En cambio, sí encontramos énfasis –y mucho– en su gramática. Así lo vemos en el primer plano de ruedas de camión y tanques de cerveza muy cercanos a la lente de la cámara, o el plano de una mano, la del inocente Cooper, cogiendo la pistola que le ofrece Pop Cooley, su malvado contratante (Guy Kibbee), para empezar a trabajar en su banda y así ganar dinero para sacar a su chica de la cárcel, encerrada allí por un crimen que cometió Pop. Con esto, creo que la explicitud gestual de este momento enfático adquiere una dimensión mefistofélica que reafirman la visión unidireccional del film y, en general, de todo el Hollywood clásico sobre un aspecto en concreto: lo fraudulento y materialista nunca fue presentado de un modo tan negativo y maniqueo como en aquellas décadas. Y hablando de Guy Kibbee… Ese actor ya maduro, con su risa tonta, mirada pícara y lengua viperina, nos brinda la mejor interpretación de una película donde adquiere un aura diabólica gracias a la secuencia callejera en la que su sombra siguiendo al compañero que está a punto de asesinar nos sirve, además de anticipación de lo que va a ocurrir, de clara reminiscencia a los recursos expresionistas de maestros de la etapa muda alemana como F. W. Murnau y Robert Wiene.
No menos brillante es otra secuencia -expuesta aquí arriba- de diálogos en off entre una chica que también forma parte de la banda (Wynne Gibson) y el citado Guy Kibbee. Escuchamos sus voces, pero: ¿os podéis creer quienes protagonizan el plano-contraplano mientras fluye la conversación?

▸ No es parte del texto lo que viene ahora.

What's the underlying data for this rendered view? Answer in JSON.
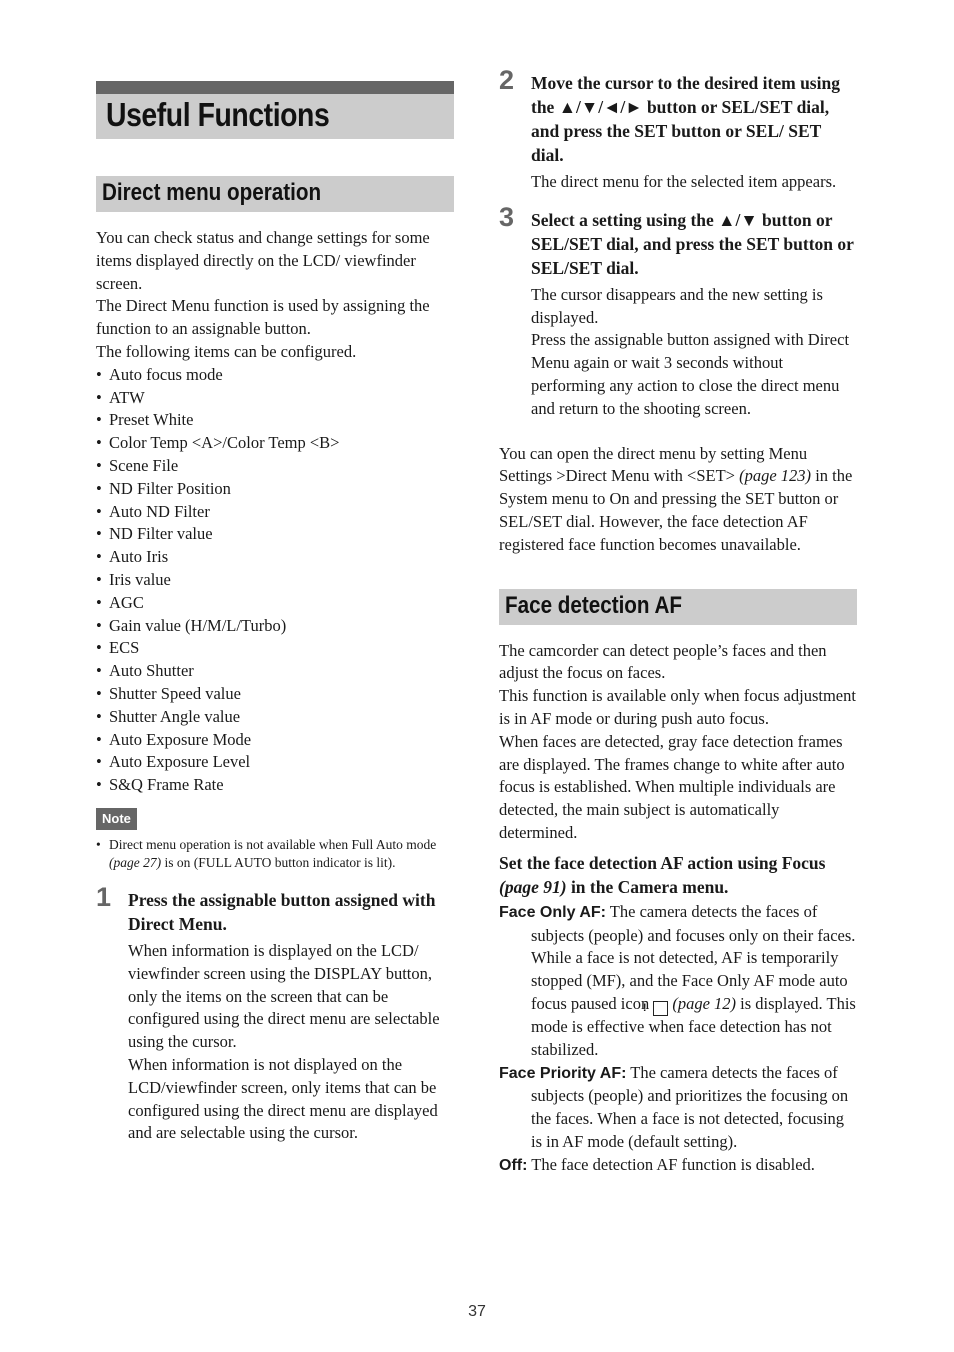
{
  "chapter_title": "Useful Functions",
  "direct_menu": {
    "heading": "Direct menu operation",
    "intro": [
      "You can check status and change settings for some items displayed directly on the LCD/ viewfinder screen.",
      "The Direct Menu function is used by assigning the function to an assignable button.",
      "The following items can be configured."
    ],
    "items": [
      "Auto focus mode",
      "ATW",
      "Preset White",
      "Color Temp <A>/Color Temp <B>",
      "Scene File",
      "ND Filter Position",
      "Auto ND Filter",
      "ND Filter value",
      "Auto Iris",
      "Iris value",
      "AGC",
      "Gain value (H/M/L/Turbo)",
      "ECS",
      "Auto Shutter",
      "Shutter Speed value",
      "Shutter Angle value",
      "Auto Exposure Mode",
      "Auto Exposure Level",
      "S&Q Frame Rate"
    ],
    "note_label": "Note",
    "note": {
      "before": "Direct menu operation is not available when Full Auto mode ",
      "ref": "(page 27)",
      "after": " is on (FULL AUTO button indicator is lit)."
    },
    "steps": [
      {
        "number": "1",
        "title": "Press the assignable button assigned with Direct Menu.",
        "body": [
          "When information is displayed on the LCD/ viewfinder screen using the DISPLAY button, only the items on the screen that can be configured using the direct menu are selectable using the cursor.",
          "When information is not displayed on the LCD/viewfinder screen, only items that can be configured using the direct menu are displayed and are selectable using the cursor."
        ]
      },
      {
        "number": "2",
        "title": "Move the cursor to the desired item using the ▲/▼/◄/► button or SEL/SET dial, and press the SET button or SEL/ SET dial.",
        "body": [
          "The direct menu for the selected item appears."
        ]
      },
      {
        "number": "3",
        "title": "Select a setting using the ▲/▼ button or SEL/SET dial, and press the SET button or SEL/SET dial.",
        "body": [
          "The cursor disappears and the new setting is displayed.",
          "Press the assignable button assigned with Direct Menu again or wait 3 seconds without performing any action to close the direct menu and return to the shooting screen."
        ]
      }
    ],
    "tip": {
      "before": "You can open the direct menu by setting Menu Settings >Direct Menu with <SET> ",
      "ref": "(page 123)",
      "after": " in the System menu to On and pressing the SET button or SEL/SET dial. However, the face detection AF registered face function becomes unavailable."
    }
  },
  "face_af": {
    "heading": "Face detection AF",
    "intro": [
      "The camcorder can detect people’s faces and then adjust the focus on faces.",
      "This function is available only when focus adjustment is in AF mode or during push auto focus.",
      "When faces are detected, gray face detection frames are displayed. The frames change to white after auto focus is established. When multiple individuals are detected, the main subject is automatically determined."
    ],
    "instruction": {
      "before": "Set the face detection AF action using Focus ",
      "ref": "(page 91)",
      "after": " in the Camera menu."
    },
    "options": [
      {
        "term": "Face Only AF:",
        "text_before_icon": " The camera detects the faces of subjects (people) and focuses only on their faces. While a face is not detected, AF is temporarily stopped (MF), and the Face Only AF mode auto focus paused icon",
        "icon_glyph": "!",
        "ref": "(page 12)",
        "text_after": " is displayed. This mode is effective when face detection has not stabilized."
      },
      {
        "term": "Face Priority AF:",
        "text": " The camera detects the faces of subjects (people) and prioritizes the focusing on the faces. When a face is not detected, focusing is in AF mode (default setting)."
      },
      {
        "term": "Off:",
        "text": " The face detection AF function is disabled."
      }
    ]
  },
  "page_number": "37"
}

Dos estatuas felinas de cerámica… El punto más álgido de esta extraña secuencia viene cuando Kibbee le pregunta a Gibson si le importaría que su marido, al que odia, no viviera demasiado. La respuesta es un silencio. Mamoulian escoge la enigmática y esotérica figura gatuna para simbolizar algo tan cruel como el deseo de muerte de una esposa. El montaje resulta chocante. Pero es innegable que se trata de un uso temprano y tremendamente innovador del lenguaje cinematográfico.

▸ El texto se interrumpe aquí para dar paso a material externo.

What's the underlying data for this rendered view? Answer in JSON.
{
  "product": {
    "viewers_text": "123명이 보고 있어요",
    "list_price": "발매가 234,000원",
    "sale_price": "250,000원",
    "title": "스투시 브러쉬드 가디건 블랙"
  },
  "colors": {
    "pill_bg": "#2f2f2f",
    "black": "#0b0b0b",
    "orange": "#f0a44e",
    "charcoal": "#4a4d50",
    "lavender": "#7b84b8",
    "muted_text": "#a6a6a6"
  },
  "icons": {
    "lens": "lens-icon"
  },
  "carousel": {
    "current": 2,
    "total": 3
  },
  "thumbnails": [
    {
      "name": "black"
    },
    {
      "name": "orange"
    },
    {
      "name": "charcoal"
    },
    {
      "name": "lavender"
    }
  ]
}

Mamoulian, que cometió el error de no realizar más thrillers en su vida, rechaza las formas estridentes del cine sonoro –recién nacido por aquel entonces– para entrar en los anales de la historia con un ejercicio de hibridación que absorbe lo justo y necesario del cine hablado y que, sembrando recursos formales sumamente heterogéneos dentro de una narración convencional, se resiste a sacrificar una de las cosas más preciadas para este crítico: la poética visual de la que el cine es capaz desde que balbucea.